Overall, there were 244 surgeries in 154 patients, with 117 surgeries in the group not receiving biologics or DMARDs, 95 surgeries in the group receiving DMARDs but no biologics, and 32 surgeries in the biologics with or without DMARD group. In the DMARD but no biologics group, most patients were receiving methotrexate (45%) or hydroxychloroquine (44%), while the most common biologics in the biologics with or without DMARD group were infliximab (25%), tocilizumab (19%), abatacept (16%), etanercept (13%), rituximab (9%), and tofacitinib (9%).

There was an 11% overall rate of infection, with a similar rate of infection across all groups (P = .09).

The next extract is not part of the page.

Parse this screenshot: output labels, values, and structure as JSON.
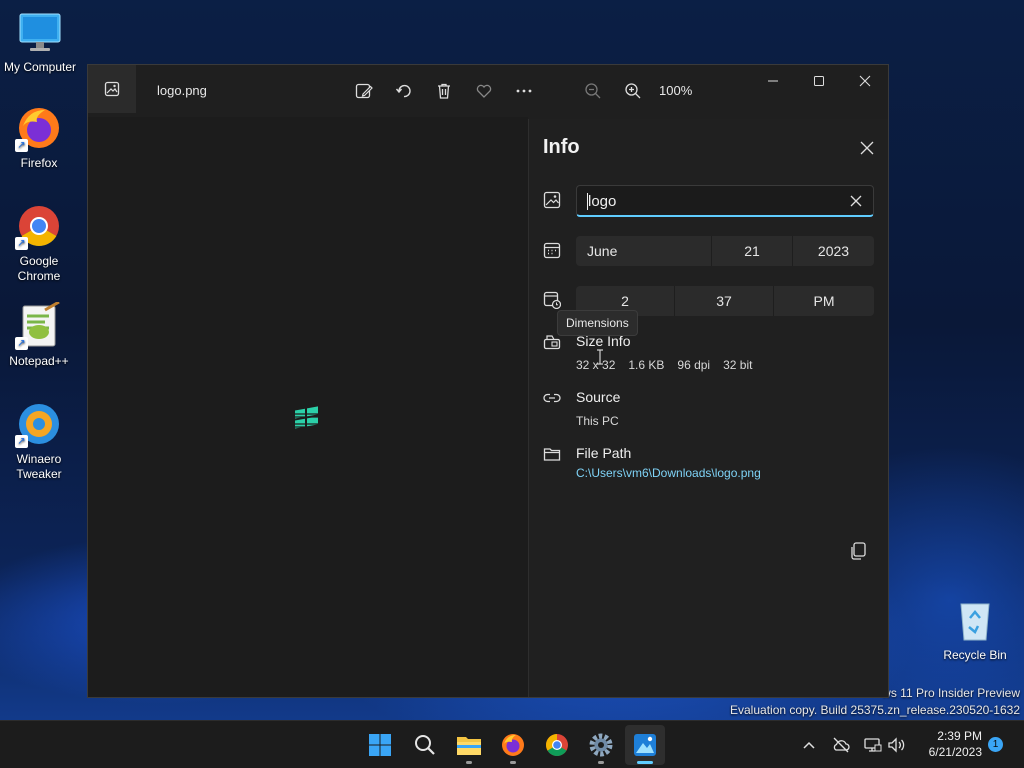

While there was a higher rate of surgical site infections among patients in the biologics with or without DMARD group (9%) and a higher percentage of urinary tract infections in the no DMARD and no biologics group (4%), the results were not statistically significant. When the rate of infections was examined by type of surgery, there were no significant differences between infections from musculoskeletal surgery (P = .7) and major organ surgery (P = .8).

The overall 30-day readmission rate was 12%, but there were no statistically significant differences between groups. Although there were five deaths in the study, four deaths were in the group not receiving DMARDs or biologics, and one death was in the biologic with or without DMARD group.

Higher Charlson Comorbidity Index did predict infection risk, with an odds ratio of 1.37 per 1-point increase in the index (95% confidence interval, 1.10-1.70). Length of surgery also increased the risk of infection, with an OR of 1.16 per 15-minute increase in surgery time (95% CI, 1.09-1.23).

Dr. Shmagel noted that the retrospective nature of the study and the midwestern cohort may mean the results are not generalizable to other populations and that larger randomized trials should be considered. “Certainly, a larger study with more events would be needed,” she said.

This study was funded by the University of Minnesota. Dr. Shmagel reported no relevant conflicts of interest.